A major study comparing 21 commonly used antidepressants concludes that all are more effective than placebo for the short-term treatment of acute depression in adults, with effectiveness ranging from small to moderate for different drugs.
The international study is a network meta-analysis of 522 double-blind, randomised controlled trials comprising a total of 116477 participants. The study includes the largest amount of unpublished data to date, and all the data from the study have been made freely available online.
An estimated 350m have depression worldwide – the economic burden in the US alone has been estimated to be more than $210bn. Pharmacological and non-pharmacological treatments are available but because of inadequate resources, antidepressants are used more frequently than psychological interventions. However, there is considerable debate about their effectiveness.
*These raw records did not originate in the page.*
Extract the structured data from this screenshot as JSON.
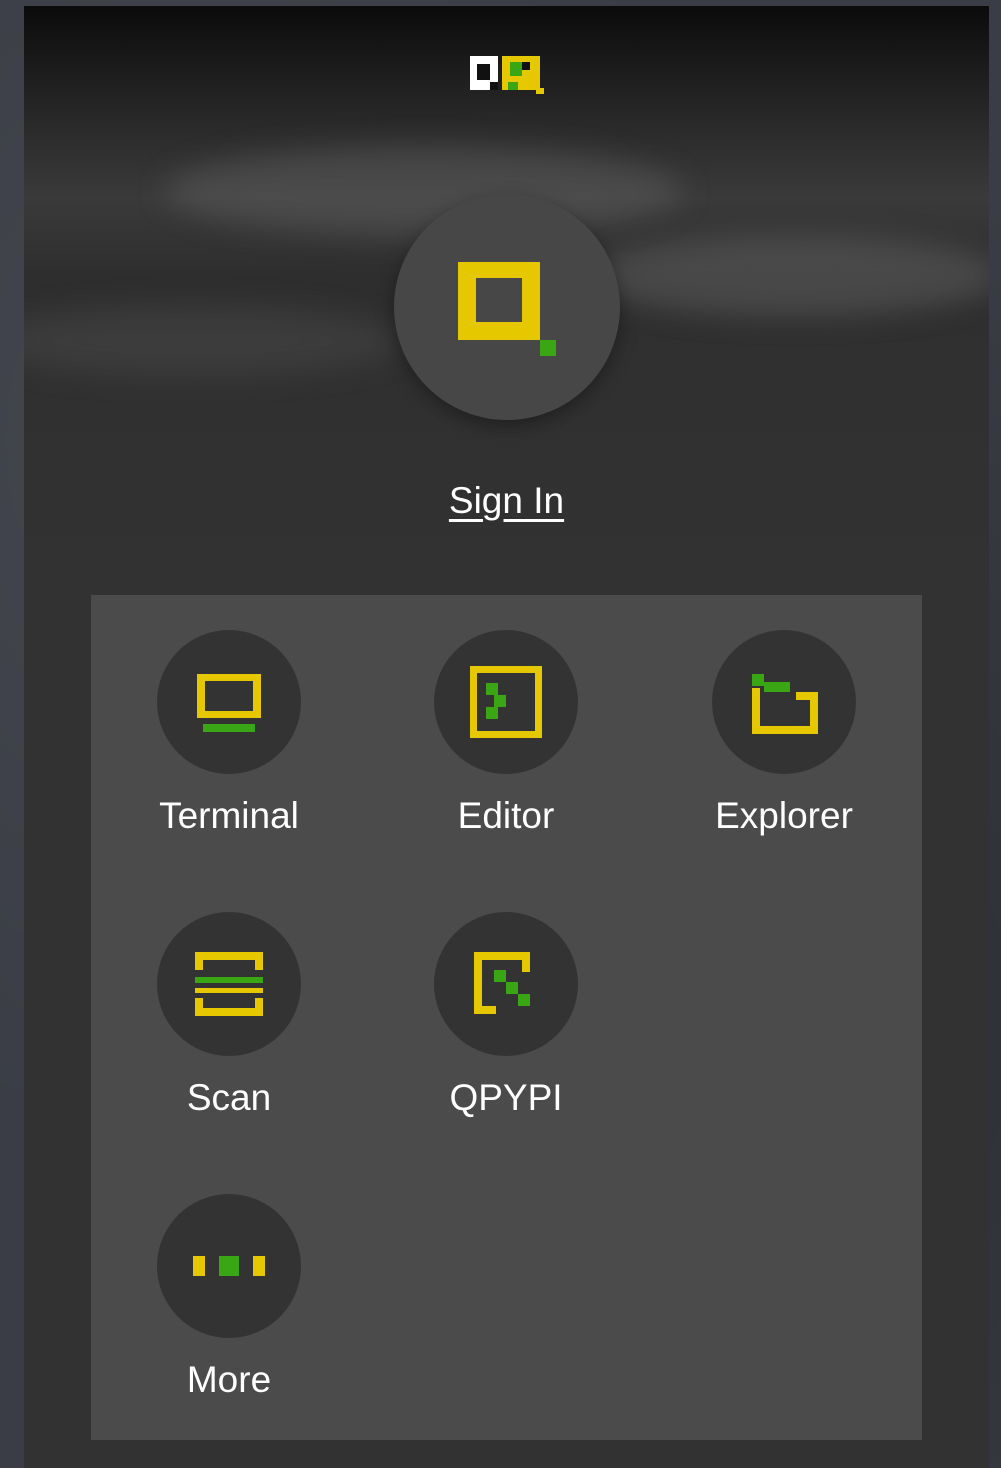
{
  "header": {
    "logo_icon": "qpython-logo-icon"
  },
  "account": {
    "avatar_icon": "qpython-avatar-icon",
    "sign_in_label": "Sign In"
  },
  "apps": [
    {
      "label": "Terminal",
      "icon": "terminal-icon"
    },
    {
      "label": "Editor",
      "icon": "editor-icon"
    },
    {
      "label": "Explorer",
      "icon": "explorer-icon"
    },
    {
      "label": "Scan",
      "icon": "scan-icon"
    },
    {
      "label": "QPYPI",
      "icon": "qpypi-icon"
    },
    {
      "label": "More",
      "icon": "more-icon"
    }
  ],
  "colors": {
    "accent_yellow": "#e5c800",
    "accent_green": "#3aa614",
    "panel": "#4b4b4b",
    "tile_circle": "#333333"
  }
}
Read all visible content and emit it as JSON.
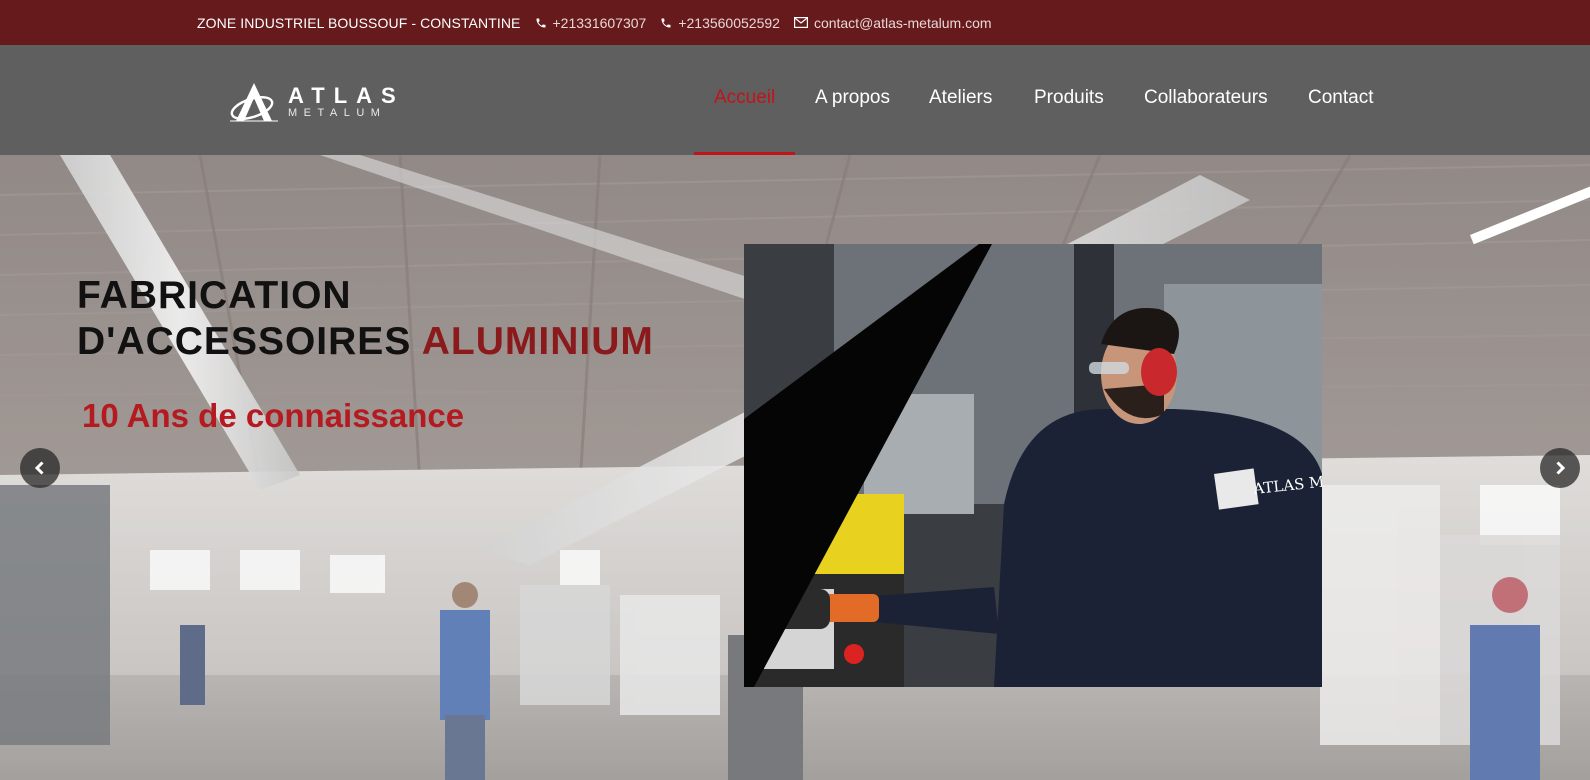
{
  "topbar": {
    "address": "ZONE INDUSTRIEL BOUSSOUF - CONSTANTINE",
    "phone1": "+21331607307",
    "phone2": "+213560052592",
    "email": "contact@atlas-metalum.com",
    "phone_icon": "phone-icon",
    "email_icon": "envelope-icon",
    "background": "#661a1c"
  },
  "logo": {
    "name": "ATLAS",
    "subtitle": "METALUM"
  },
  "nav": {
    "items": [
      {
        "label": "Accueil",
        "active": true
      },
      {
        "label": "A propos",
        "active": false
      },
      {
        "label": "Ateliers",
        "active": false
      },
      {
        "label": "Produits",
        "active": false
      },
      {
        "label": "Collaborateurs",
        "active": false
      },
      {
        "label": "Contact",
        "active": false
      }
    ],
    "accent": "#c0141b"
  },
  "hero": {
    "title_line1": "FABRICATION",
    "title_line2": "D'ACCESSOIRES",
    "title_accent": "ALUMINIUM",
    "subtitle": "10 Ans de connaissance",
    "prev_icon": "chevron-left-icon",
    "next_icon": "chevron-right-icon",
    "shirt_text": "ATLAS METALUM"
  }
}
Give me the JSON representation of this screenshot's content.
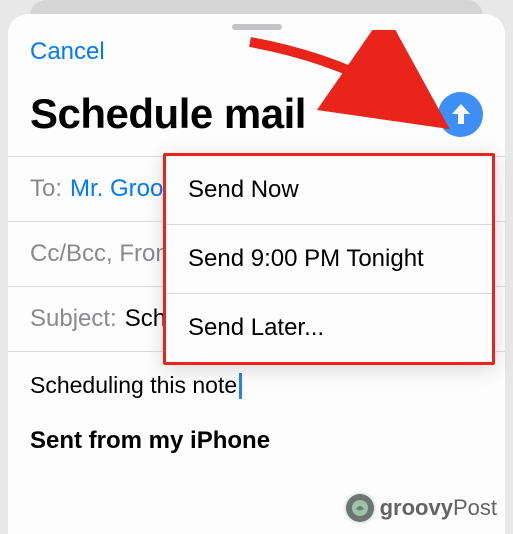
{
  "header": {
    "cancel": "Cancel",
    "title": "Schedule mail"
  },
  "fields": {
    "to_label": "To:",
    "to_value": "Mr. Groov",
    "ccbcc_label": "Cc/Bcc, From",
    "subject_label": "Subject:",
    "subject_value": "Schedule mail"
  },
  "body": {
    "line1": "Scheduling this note",
    "signature": "Sent from my iPhone"
  },
  "popover": {
    "items": [
      "Send Now",
      "Send 9:00 PM Tonight",
      "Send Later..."
    ]
  },
  "watermark": {
    "brand_bold": "groovy",
    "brand_rest": "Post"
  }
}
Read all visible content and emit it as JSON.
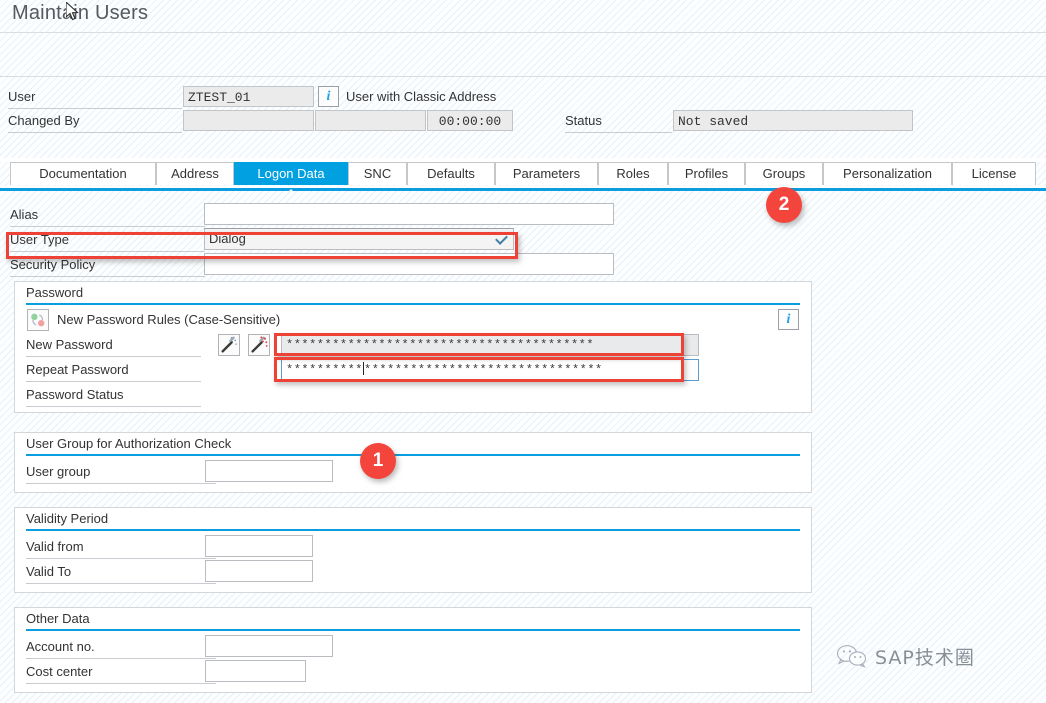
{
  "window": {
    "title": "Maintain Users"
  },
  "toolbar": {
    "org_button_name": "organization-structure-button"
  },
  "header": {
    "user_label": "User",
    "user_value": "ZTEST_01",
    "user_info_icon": "info-icon",
    "user_desc": "User with Classic Address",
    "changed_by_label": "Changed By",
    "changed_by_value": "",
    "changed_on_value": "",
    "changed_time_value": "00:00:00",
    "status_label": "Status",
    "status_value": "Not saved"
  },
  "tabs": [
    {
      "label": "Documentation",
      "active": false
    },
    {
      "label": "Address",
      "active": false
    },
    {
      "label": "Logon Data",
      "active": true
    },
    {
      "label": "SNC",
      "active": false
    },
    {
      "label": "Defaults",
      "active": false
    },
    {
      "label": "Parameters",
      "active": false
    },
    {
      "label": "Roles",
      "active": false
    },
    {
      "label": "Profiles",
      "active": false
    },
    {
      "label": "Groups",
      "active": false
    },
    {
      "label": "Personalization",
      "active": false
    },
    {
      "label": "License",
      "active": false
    }
  ],
  "form": {
    "alias_label": "Alias",
    "alias_value": "",
    "user_type_label": "User Type",
    "user_type_value": "Dialog",
    "security_policy_label": "Security Policy",
    "security_policy_value": ""
  },
  "password_section": {
    "title": "Password",
    "rules_icon": "password-rules-icon",
    "rules_label": "New Password Rules (Case-Sensitive)",
    "info_icon": "info-icon",
    "new_password_label": "New Password",
    "repeat_password_label": "Repeat Password",
    "password_status_label": "Password Status",
    "password_status_value": "",
    "generate_button_icon": "wand-icon",
    "generate_alt_button_icon": "wand-sparkle-icon",
    "new_password_masked": "****************************************",
    "repeat_password_masked_before_caret": "**********",
    "repeat_password_masked_after_caret": "*******************************"
  },
  "user_group_section": {
    "title": "User Group for Authorization Check",
    "user_group_label": "User group",
    "user_group_value": ""
  },
  "validity_section": {
    "title": "Validity Period",
    "valid_from_label": "Valid from",
    "valid_from_value": "",
    "valid_to_label": "Valid To",
    "valid_to_value": ""
  },
  "other_data_section": {
    "title": "Other Data",
    "account_no_label": "Account no.",
    "account_no_value": "",
    "cost_center_label": "Cost center",
    "cost_center_value": ""
  },
  "annotations": {
    "badge_1": "1",
    "badge_2": "2"
  },
  "watermark": {
    "text": "SAP技术圈",
    "icon": "wechat-icon"
  },
  "colors": {
    "accent": "#00a0e1",
    "annotation_red": "#ef4237",
    "field_grey": "#ebebeb"
  }
}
As part of the study, the authors identified all double-blind, randomised controlled trials (RCTs) comparing antidepressants with placebo, or with another antidepressants (head-to-head trials) for the acute treatment (over 8 weeks) of major depression in adults aged 18 years or more. The authors then contacted pharmaceutical companies, original study authors, and regulatory agencies to supplement incomplete reports of the original papers, or provide data for unpublished studies.
The primary outcomes were efficacy (number of patients who responded to treatment – who had a reduction in depressive symptoms of 50% or more on a validated rating scale over 8 weeks) and acceptability (proportion of patients who withdrew from the study for any reason by week 8).
Overall, 522 double-blind RCTs done between 1979 and 2016 comparing 21 commonly used antidepressants or placebo were included in the meta-analysis, the largest ever in psychiatry. A total of 87052 participants had been randomly assigned to receive a drug, and 29425 to receive placebo. The majority of patients had moderate-to-severe depression.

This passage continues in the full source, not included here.